Male, 24, driver at the Beijing Construction Furnace Company. From: Beijing.
On the night of June 3, 1989, Sun left home to look for his younger brother. South of Dongjiao Hongmiao no. 110 bus terminal, he was shot by martial law soldiers. The bullet hit the fourth nerve center of his cervical spine. He was brought to Chaoyang Hospital for treatment and died six months later.
Sun’s mother, Wang Wenhua (王文华), is a member of the Tiananmen Mothers. His father, Sun Hengyao (孙恒尧), was also a member before he passed away.
It was chaotic that day [June 3, 1989]. His younger brother hadn’t come home from his work unit. At dawn, I sent him to go find his younger brother. In the end, he went to Hongmiao, where the People’s Liberation Army was firing indiscriminately, and he was hit by a bullet, damaging the nerves in his neck. He lived for six months. At the time, the doctors and nurses at Chaoyang Hospital were incredibly sympathetic to us—they refused to let us pay a cent and still took care of us.
I was 50 or 51 years old that year. Now I am 81. I have waited 30 years but still there has been no resolution. The Communist Party always says that our China is a society with rule of law. But if that’s the case, what kind of rule of law is this? We ordinary citizens were killed by you for no reason! And what happened? Sometimes they even monitor us. But what crimes have we committed? My son simply went to find his little brother and then was shot in indiscriminate gunfire.
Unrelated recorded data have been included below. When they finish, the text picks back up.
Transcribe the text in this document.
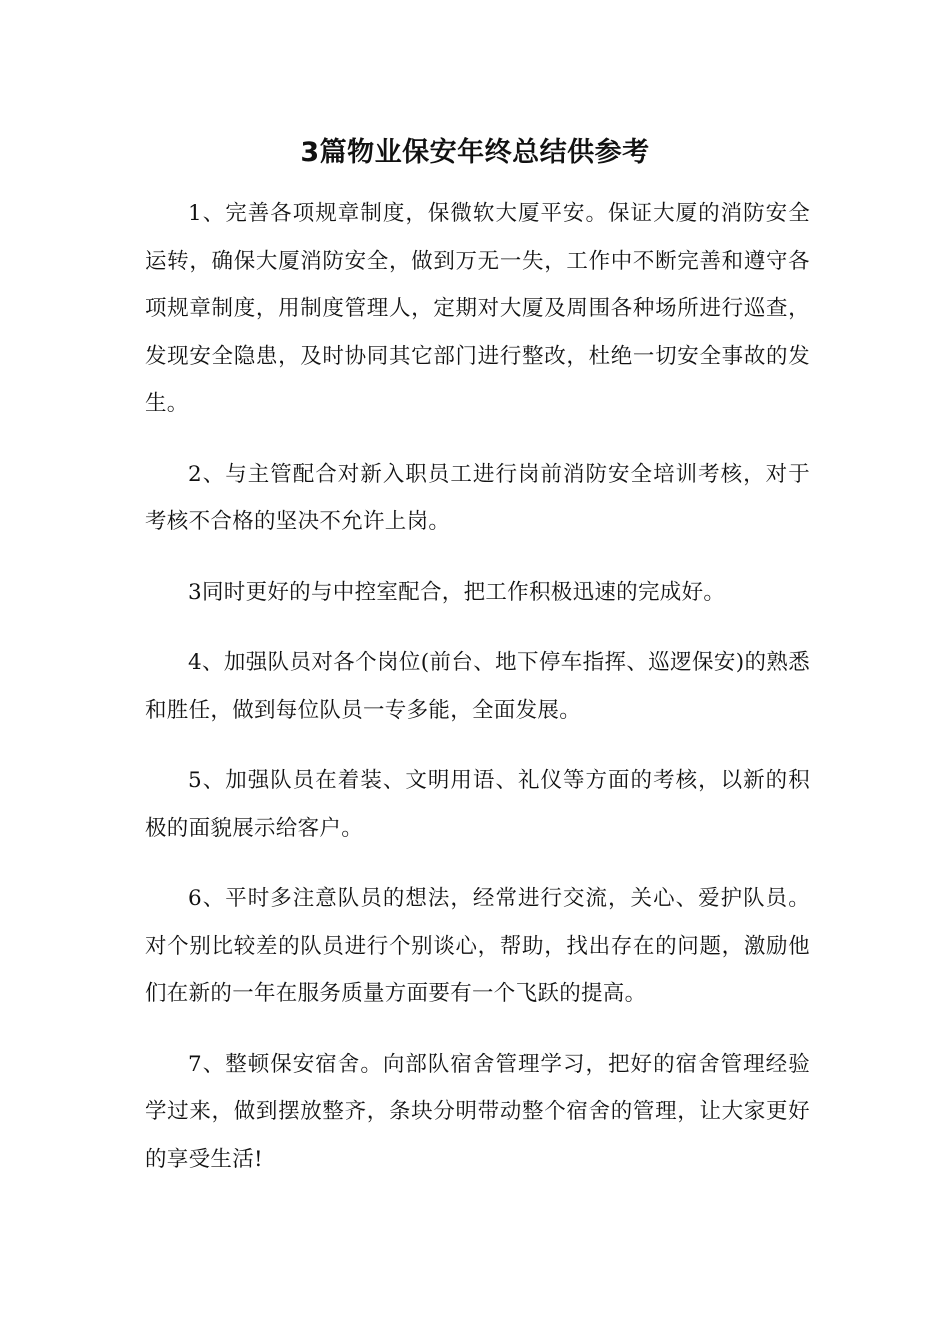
3篇物业保安年终总结供参考

1、完善各项规章制度，保微软大厦平安。保证大厦的消防安全运转，确保大厦消防安全，做到万无一失，工作中不断完善和遵守各项规章制度，用制度管理人，定期对大厦及周围各种场所进行巡查，发现安全隐患，及时协同其它部门进行整改，杜绝一切安全事故的发生。

2、与主管配合对新入职员工进行岗前消防安全培训考核，对于考核不合格的坚决不允许上岗。

3同时更好的与中控室配合，把工作积极迅速的完成好。

4、加强队员对各个岗位(前台、地下停车指挥、巡逻保安)的熟悉和胜任，做到每位队员一专多能，全面发展。

5、加强队员在着装、文明用语、礼仪等方面的考核，以新的积极的面貌展示给客户。

6、平时多注意队员的想法，经常进行交流，关心、爱护队员。对个别比较差的队员进行个别谈心，帮助，找出存在的问题，激励他们在新的一年在服务质量方面要有一个飞跃的提高。

7、整顿保安宿舍。向部队宿舍管理学习，把好的宿舍管理经验学过来，做到摆放整齐，条块分明带动整个宿舍的管理，让大家更好的享受生活!
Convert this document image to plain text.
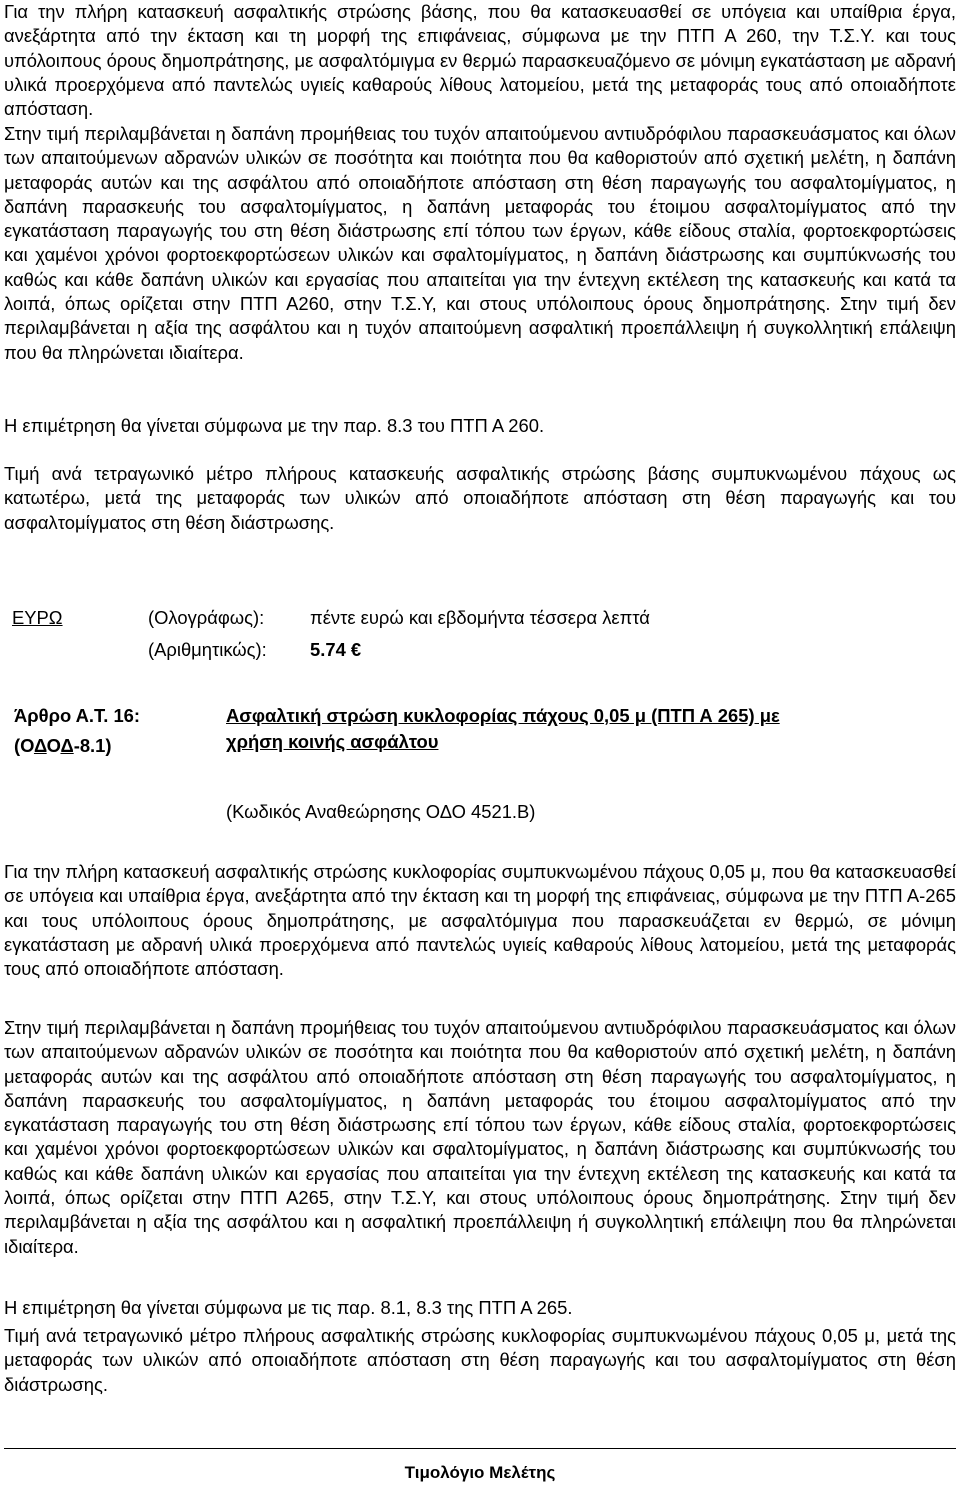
Για την πλήρη κατασκευή ασφαλτικής στρώσης βάσης, που θα κατασκευασθεί σε υπόγεια και υπαίθρια έργα, ανεξάρτητα από την έκταση και τη μορφή της επιφάνειας, σύμφωνα με την ΠΤΠ Α 260, την Τ.Σ.Υ. και τους υπόλοιπους όρους δημοπράτησης, με ασφαλτόμιγμα εν θερμώ παρασκευαζόμενο σε μόνιμη εγκατάσταση με αδρανή υλικά προερχόμενα από παντελώς υγιείς καθαρούς λίθους λατομείου, μετά της μεταφοράς τους από οποιαδήποτε απόσταση.

Στην τιμή περιλαμβάνεται η δαπάνη προμήθειας του τυχόν απαιτούμενου αντιυδρόφιλου παρασκευάσματος και όλων των απαιτούμενων αδρανών υλικών σε ποσότητα και ποιότητα που θα καθοριστούν από σχετική μελέτη, η δαπάνη μεταφοράς αυτών και της ασφάλτου από οποιαδήποτε απόσταση στη θέση παραγωγής του ασφαλτομίγματος, η δαπάνη παρασκευής του ασφαλτομίγματος, η δαπάνη μεταφοράς του έτοιμου ασφαλτομίγματος από την εγκατάσταση παραγωγής του στη θέση διάστρωσης επί τόπου των έργων, κάθε είδους σταλία, φορτοεκφορτώσεις και χαμένοι χρόνοι φορτοεκφορτώσεων υλικών και σφαλτομίγματος, η δαπάνη διάστρωσης και συμπύκνωσής του καθώς και κάθε δαπάνη υλικών και εργασίας που απαιτείται για την έντεχνη εκτέλεση της κατασκευής και κατά τα λοιπά, όπως ορίζεται στην ΠΤΠ Α260, στην Τ.Σ.Υ, και στους υπόλοιπους όρους δημοπράτησης. Στην τιμή δεν περιλαμβάνεται η αξία της ασφάλτου και η τυχόν απαιτούμενη ασφαλτική προεπάλλειψη ή συγκολλητική επάλειψη που θα πληρώνεται ιδιαίτερα.

Η επιμέτρηση θα γίνεται σύμφωνα με την παρ. 8.3 του ΠΤΠ Α 260.

Τιμή ανά τετραγωνικό μέτρο πλήρους κατασκευής ασφαλτικής στρώσης βάσης συμπυκνωμένου πάχους ως κατωτέρω, μετά της μεταφοράς των υλικών από οποιαδήποτε απόσταση στη θέση παραγωγής και του ασφαλτομίγματος στη θέση διάστρωσης.

ΕΥΡΩ	(Ολογράφως): πέντε ευρώ και εβδομήντα τέσσερα λεπτά
(Αριθμητικώς): 5.74 €
Άρθρο Α.Τ. 16:
(ΟΔΟΔ-8.1)
Ασφαλτική στρώση κυκλοφορίας πάχους 0,05 μ (ΠΤΠ Α 265) με
χρήση κοινής ασφάλτου
(Κωδικός Αναθεώρησης ΟΔΟ 4521.Β)

Για την πλήρη κατασκευή ασφαλτικής στρώσης κυκλοφορίας συμπυκνωμένου πάχους 0,05 μ, που θα κατασκευασθεί σε υπόγεια και υπαίθρια έργα, ανεξάρτητα από την έκταση και τη μορφή της επιφάνειας, σύμφωνα με την ΠΤΠ Α-265 και τους υπόλοιπους όρους δημοπράτησης, με ασφαλτόμιγμα που παρασκευάζεται εν θερμώ, σε μόνιμη εγκατάσταση με αδρανή υλικά προερχόμενα από παντελώς υγιείς καθαρούς λίθους λατομείου, μετά της μεταφοράς τους από οποιαδήποτε απόσταση.

Στην τιμή περιλαμβάνεται η δαπάνη προμήθειας του τυχόν απαιτούμενου αντιυδρόφιλου παρασκευάσματος και όλων των απαιτούμενων αδρανών υλικών σε ποσότητα και ποιότητα που θα καθοριστούν από σχετική μελέτη, η δαπάνη μεταφοράς αυτών και της ασφάλτου από οποιαδήποτε απόσταση στη θέση παραγωγής του ασφαλτομίγματος, η δαπάνη παρασκευής του ασφαλτομίγματος, η δαπάνη μεταφοράς του έτοιμου ασφαλτομίγματος από την εγκατάσταση παραγωγής του στη θέση διάστρωσης επί τόπου των έργων, κάθε είδους σταλία, φορτοεκφορτώσεις και χαμένοι χρόνοι φορτοεκφορτώσεων υλικών και σφαλτομίγματος, η δαπάνη διάστρωσης και συμπύκνωσής του καθώς και κάθε δαπάνη υλικών και εργασίας που απαιτείται για την έντεχνη εκτέλεση της κατασκευής και κατά τα λοιπά, όπως ορίζεται στην ΠΤΠ Α265, στην Τ.Σ.Υ, και στους υπόλοιπους όρους δημοπράτησης. Στην τιμή δεν περιλαμβάνεται η αξία της ασφάλτου και η ασφαλτική προεπάλλειψη ή συγκολλητική επάλειψη που θα πληρώνεται ιδιαίτερα.

Η επιμέτρηση θα γίνεται σύμφωνα με τις παρ. 8.1, 8.3 της ΠΤΠ Α 265.

Τιμή ανά τετραγωνικό μέτρο πλήρους ασφαλτικής στρώσης κυκλοφορίας συμπυκνωμένου πάχους 0,05 μ, μετά της μεταφοράς των υλικών από οποιαδήποτε απόσταση στη θέση παραγωγής και του ασφαλτομίγματος στη θέση διάστρωσης.

Τιμολόγιο Μελέτης
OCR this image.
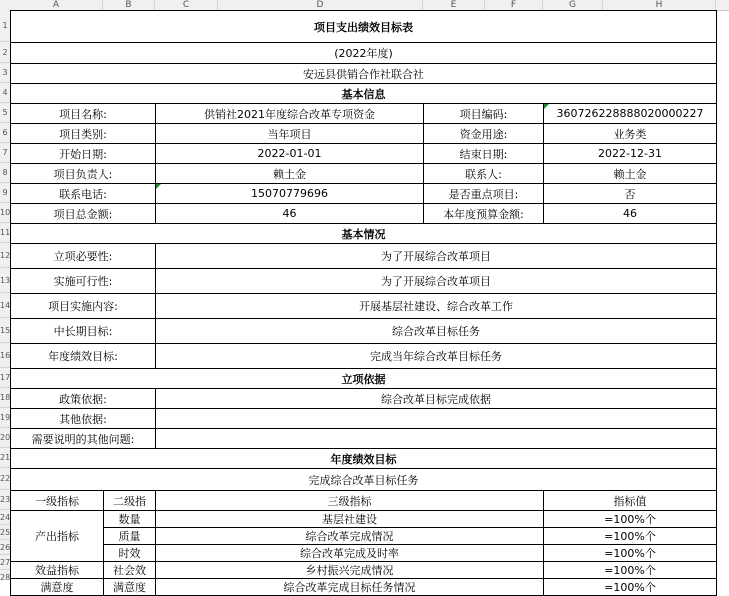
A	B	C	D	E	F	G	H
1
2
3
4
5
6
7
8
9
10
11
12
13
14
15
16
17
18
19
20
21
22
23
24
25
26
27
28
项目支出绩效目标表				
(2022年度)				
安远县供销合作社联合社				
基本信息				
项目名称:		供销社2021年度综合改革专项资金	项目编码:	360726228888020000227
项目类别:		当年项目	资金用途:	业务类
开始日期:		2022-01-01	结束日期:	2022-12-31
项目负责人:		赖土金	联系人:	赖土金
联系电话:		15070779696	是否重点项目:	否
项目总金额:		46	本年度预算金额:	46
基本情况				
立项必要性:		为了开展综合改革项目		
实施可行性:		为了开展综合改革项目		
项目实施内容:		开展基层社建设、综合改革工作		
中长期目标:		综合改革目标任务		
年度绩效目标:		完成当年综合改革目标任务		
立项依据				
政策依据:		综合改革目标完成依据		
其他依据:				
需要说明的其他问题:				
年度绩效目标				
完成综合改革目标任务				
一级指标	二级指	三级指标		指标值
产出指标	数量	基层社建设		=100%个
	质量	综合改革完成情况		=100%个
	时效	综合改革完成及时率		=100%个
效益指标	社会效	乡村振兴完成情况		=100%个
满意度	满意度	综合改革完成目标任务情况		=100%个
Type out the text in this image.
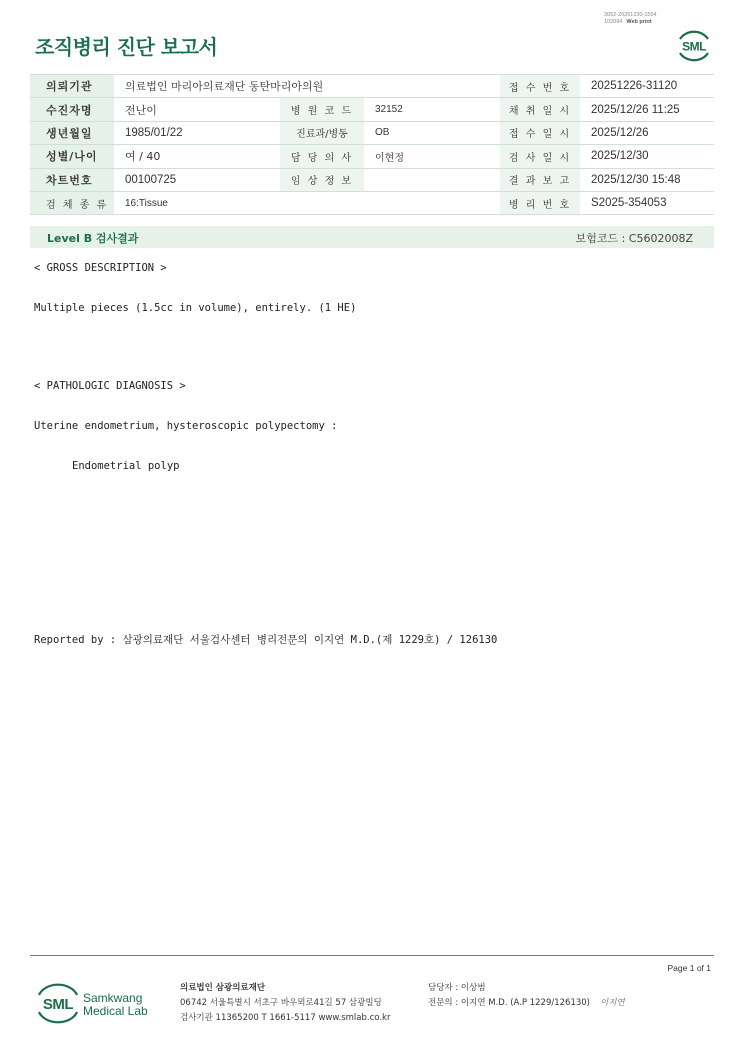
3052-20251230-1554
102094 Web print
조직병리 진단 보고서	SML
의뢰기관	의료법인 마리아의료재단 동탄마리아의원			접 수 번 호	20251226-31120
수진자명	전난이	병 원 코 드	32152	채 취 일 시	2025/12/26 11:25
생년월일	1985/01/22	진료과/병동	OB	접 수 일 시	2025/12/26
성별/나이	여 / 40	담 당 의 사	이현정	검 사 일 시	2025/12/30
차트번호	00100725	임 상 정 보		결 과 보 고	2025/12/30 15:48
검 체 종 류	16:Tissue			병 리 번 호	S2025-354053
Level B 검사결과	보험코드 : C5602008Z
< GROSS DESCRIPTION >
Multiple pieces (1.5cc in volume), entirely. (1 HE)
< PATHOLOGIC DIAGNOSIS >
Uterine endometrium, hysteroscopic polypectomy :
Endometrial polyp
Reported by : 삼광의료재단 서울검사센터 병리전문의 이지연 M.D.(제 1229호) / 126130
Page 1 of 1
SML Samkwang
Medical Lab
의료법인 삼광의료재단
06742 서울특별시 서초구 바우뫼로41길 57 삼광빌딩
검사기관 11365200 T 1661-5117 www.smlab.co.kr
담당자 : 이상범
전문의 : 이지연 M.D. (A.P 1229/126130) 이지연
The Communist Party is always going on about how we are a country with rule of law. I remember seeing news saying that the U.S. said China has no human rights, and I feel this is correct. Outside of China they all say that China has no human rights. From this, you can confirm that people born in China don’t have them. Let’s say you die in a traffic accident: you would be compensated, to reach a settlement. And yet our loved ones have been dead for 30 years without anyone asking about it, but with people monitoring us and watching what we say. In any case, I’m afraid our generation won’t live to see it, but I do believe that there will be a reckoning in the next generation.